The file may take some time to download due to its 150-MB size. While you wait, now is a good time to start checking your prerequisites, mainly Java. In older versions you could run on Java 1.6, but with Solr 4.8 and above, you need Java 7 (hopefully update 55 or later, as there are known bugs in previous versions). At the time of writing of this book, 4.10.2 is Solr’s latest version.
To confirm you have the correct Java installed, open the Windows command line, which can be done via the Windows key + R, or typing cmd in the Start menu or Run screen. Now, within the command line, please type java –version. The response will tell you which version of Java you are running. A ‘java’ is not recognized as an internal or external command response means Java is not properly installed. Please go back to Java’s installation instructions, making sure the environment variable PATH correctly points to the Java directory. A correct installation will show the following:

I have Java 1.6 update 67, which means I am good to go.
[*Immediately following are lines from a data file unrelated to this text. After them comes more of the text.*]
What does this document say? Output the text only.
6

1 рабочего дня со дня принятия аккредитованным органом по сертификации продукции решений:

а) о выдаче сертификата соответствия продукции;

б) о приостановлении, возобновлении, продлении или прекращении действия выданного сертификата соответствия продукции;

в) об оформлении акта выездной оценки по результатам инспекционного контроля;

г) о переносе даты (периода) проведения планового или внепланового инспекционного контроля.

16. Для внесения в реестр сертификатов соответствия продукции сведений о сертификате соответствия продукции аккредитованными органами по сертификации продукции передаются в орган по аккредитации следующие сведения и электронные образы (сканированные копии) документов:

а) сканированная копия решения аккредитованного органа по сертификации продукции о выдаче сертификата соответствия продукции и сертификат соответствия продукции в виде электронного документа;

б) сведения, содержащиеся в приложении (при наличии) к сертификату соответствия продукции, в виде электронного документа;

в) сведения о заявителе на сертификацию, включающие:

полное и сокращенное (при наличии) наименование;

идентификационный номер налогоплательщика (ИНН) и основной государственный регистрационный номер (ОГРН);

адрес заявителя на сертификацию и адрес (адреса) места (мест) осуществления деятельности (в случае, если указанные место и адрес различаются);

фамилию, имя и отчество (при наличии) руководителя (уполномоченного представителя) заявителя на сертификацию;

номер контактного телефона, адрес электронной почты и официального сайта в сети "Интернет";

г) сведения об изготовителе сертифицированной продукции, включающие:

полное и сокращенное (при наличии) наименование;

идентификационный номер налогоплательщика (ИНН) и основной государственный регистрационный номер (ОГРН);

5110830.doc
Once your download is complete, extract all contents into a folder called c:\solr-succinctly in the root of your hard drive.
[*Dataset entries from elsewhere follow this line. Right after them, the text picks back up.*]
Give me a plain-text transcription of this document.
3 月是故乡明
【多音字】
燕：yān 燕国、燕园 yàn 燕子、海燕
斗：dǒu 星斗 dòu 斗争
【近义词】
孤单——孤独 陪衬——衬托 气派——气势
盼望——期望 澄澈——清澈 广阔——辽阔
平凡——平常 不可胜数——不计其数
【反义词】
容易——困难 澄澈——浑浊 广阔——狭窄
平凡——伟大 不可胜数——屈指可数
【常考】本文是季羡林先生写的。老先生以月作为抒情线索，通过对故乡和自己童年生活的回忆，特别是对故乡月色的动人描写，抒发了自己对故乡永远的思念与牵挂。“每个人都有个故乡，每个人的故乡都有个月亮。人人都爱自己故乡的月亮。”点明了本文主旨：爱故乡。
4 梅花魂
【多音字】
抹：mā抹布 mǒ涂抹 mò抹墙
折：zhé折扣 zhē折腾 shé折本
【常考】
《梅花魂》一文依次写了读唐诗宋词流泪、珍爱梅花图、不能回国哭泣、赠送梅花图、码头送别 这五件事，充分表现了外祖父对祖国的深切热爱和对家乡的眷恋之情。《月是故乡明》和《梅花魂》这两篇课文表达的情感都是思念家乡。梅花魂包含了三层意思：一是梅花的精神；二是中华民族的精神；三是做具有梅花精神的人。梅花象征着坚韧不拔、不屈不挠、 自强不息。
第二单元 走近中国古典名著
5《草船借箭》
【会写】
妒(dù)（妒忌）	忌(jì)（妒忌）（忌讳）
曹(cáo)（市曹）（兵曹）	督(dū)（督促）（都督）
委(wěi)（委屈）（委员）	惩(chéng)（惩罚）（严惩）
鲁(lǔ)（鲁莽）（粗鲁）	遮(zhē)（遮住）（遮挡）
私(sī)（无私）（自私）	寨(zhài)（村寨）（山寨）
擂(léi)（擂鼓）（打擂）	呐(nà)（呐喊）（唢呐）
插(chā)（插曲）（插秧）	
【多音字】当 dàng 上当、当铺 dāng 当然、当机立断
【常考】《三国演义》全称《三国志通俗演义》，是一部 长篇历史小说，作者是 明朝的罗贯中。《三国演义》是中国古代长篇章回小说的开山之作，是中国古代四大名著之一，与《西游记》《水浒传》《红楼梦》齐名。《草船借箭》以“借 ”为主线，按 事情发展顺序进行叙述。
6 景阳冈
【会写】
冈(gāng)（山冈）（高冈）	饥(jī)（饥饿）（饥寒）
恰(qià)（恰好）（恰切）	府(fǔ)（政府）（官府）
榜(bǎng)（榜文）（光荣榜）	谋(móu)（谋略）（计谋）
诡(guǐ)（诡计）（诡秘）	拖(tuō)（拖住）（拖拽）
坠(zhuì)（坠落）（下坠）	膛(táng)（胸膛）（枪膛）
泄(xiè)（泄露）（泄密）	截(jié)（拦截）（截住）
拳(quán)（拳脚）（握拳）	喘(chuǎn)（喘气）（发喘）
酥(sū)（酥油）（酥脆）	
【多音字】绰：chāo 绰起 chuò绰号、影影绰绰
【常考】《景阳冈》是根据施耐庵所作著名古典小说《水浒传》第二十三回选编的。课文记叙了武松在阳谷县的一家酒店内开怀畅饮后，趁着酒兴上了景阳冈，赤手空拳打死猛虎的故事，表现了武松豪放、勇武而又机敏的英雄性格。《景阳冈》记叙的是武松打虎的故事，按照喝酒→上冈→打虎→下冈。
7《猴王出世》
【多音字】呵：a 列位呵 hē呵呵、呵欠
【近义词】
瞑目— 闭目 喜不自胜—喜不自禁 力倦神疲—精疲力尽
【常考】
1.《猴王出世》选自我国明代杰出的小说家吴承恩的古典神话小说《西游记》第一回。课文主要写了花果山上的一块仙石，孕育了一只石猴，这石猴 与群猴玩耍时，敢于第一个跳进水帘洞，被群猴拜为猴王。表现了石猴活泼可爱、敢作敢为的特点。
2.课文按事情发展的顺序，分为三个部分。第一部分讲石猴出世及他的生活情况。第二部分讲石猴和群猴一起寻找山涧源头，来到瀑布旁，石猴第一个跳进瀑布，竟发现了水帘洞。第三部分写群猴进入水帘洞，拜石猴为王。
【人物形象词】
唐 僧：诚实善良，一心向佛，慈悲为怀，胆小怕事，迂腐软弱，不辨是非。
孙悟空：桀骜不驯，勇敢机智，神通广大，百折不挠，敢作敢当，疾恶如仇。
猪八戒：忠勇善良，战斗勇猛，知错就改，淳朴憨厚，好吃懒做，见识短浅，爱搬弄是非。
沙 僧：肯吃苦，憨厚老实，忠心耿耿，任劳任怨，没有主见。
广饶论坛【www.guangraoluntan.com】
In the solr-succinctly directory, you will find several folders and files. First, there are a few text files, which include changes, license, notice, readme, and system requirements.
In the example folder, you will find a fully self-contained Solr installation. It comes complete with a sample configuration, documents to index, and a web application server called Jetty for running Solr directly out of the box. Remember, if you are a .NET developer, Jetty will be the equivalent of IIS.
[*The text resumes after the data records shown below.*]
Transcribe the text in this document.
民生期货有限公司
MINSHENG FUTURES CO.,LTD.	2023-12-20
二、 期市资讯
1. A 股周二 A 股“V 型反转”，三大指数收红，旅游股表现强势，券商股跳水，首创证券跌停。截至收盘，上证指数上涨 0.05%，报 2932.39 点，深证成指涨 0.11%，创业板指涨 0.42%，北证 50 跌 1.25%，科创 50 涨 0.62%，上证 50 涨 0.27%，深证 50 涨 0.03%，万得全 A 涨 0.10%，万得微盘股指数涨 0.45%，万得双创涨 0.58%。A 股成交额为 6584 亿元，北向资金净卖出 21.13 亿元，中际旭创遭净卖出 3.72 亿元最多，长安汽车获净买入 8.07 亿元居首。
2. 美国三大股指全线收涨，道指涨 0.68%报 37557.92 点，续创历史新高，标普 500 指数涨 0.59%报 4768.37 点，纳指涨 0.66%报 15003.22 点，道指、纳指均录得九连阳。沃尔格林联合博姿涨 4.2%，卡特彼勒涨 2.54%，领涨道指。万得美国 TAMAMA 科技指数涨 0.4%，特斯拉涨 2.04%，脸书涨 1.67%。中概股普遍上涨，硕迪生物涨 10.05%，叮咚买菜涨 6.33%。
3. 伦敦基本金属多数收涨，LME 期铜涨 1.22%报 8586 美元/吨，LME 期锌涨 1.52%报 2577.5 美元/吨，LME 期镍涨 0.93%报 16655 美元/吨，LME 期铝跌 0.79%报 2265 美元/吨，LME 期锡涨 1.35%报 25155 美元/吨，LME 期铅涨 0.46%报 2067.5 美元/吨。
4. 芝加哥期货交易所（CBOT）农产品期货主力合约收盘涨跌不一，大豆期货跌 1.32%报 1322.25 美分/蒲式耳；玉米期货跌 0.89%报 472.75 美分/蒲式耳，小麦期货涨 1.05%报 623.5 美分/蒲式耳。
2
The Jetty application web server provided with this distribution is meant for development purposes. However, there are full distributions of the same software available for production use when you reach that point.
In the dist folder, you should find a file named Solr.war; this is the main Solr application that you deploy to your application server in order to run Apache Solr. This folder also contains many useful JAR files. To clarify, a JAR (Java Archive) is a package file format typically used to aggregate many Java class files and associated metadata and resources (such as text, images, etc.) into one file to distribute application software or libraries on the Java platform.
In the contrib folder, you should find Solr’s contribution modules. As with many open source projects, what you'll find in here are extensions to Solr. The runnable Java files for each of these contrib modules are actually in the dist folder.
In the docs folder, you'll find HTML files and assets that will increase your understanding of Solr. You’ll find a good, quick tutorial, and of course, Solr’s core API documentation.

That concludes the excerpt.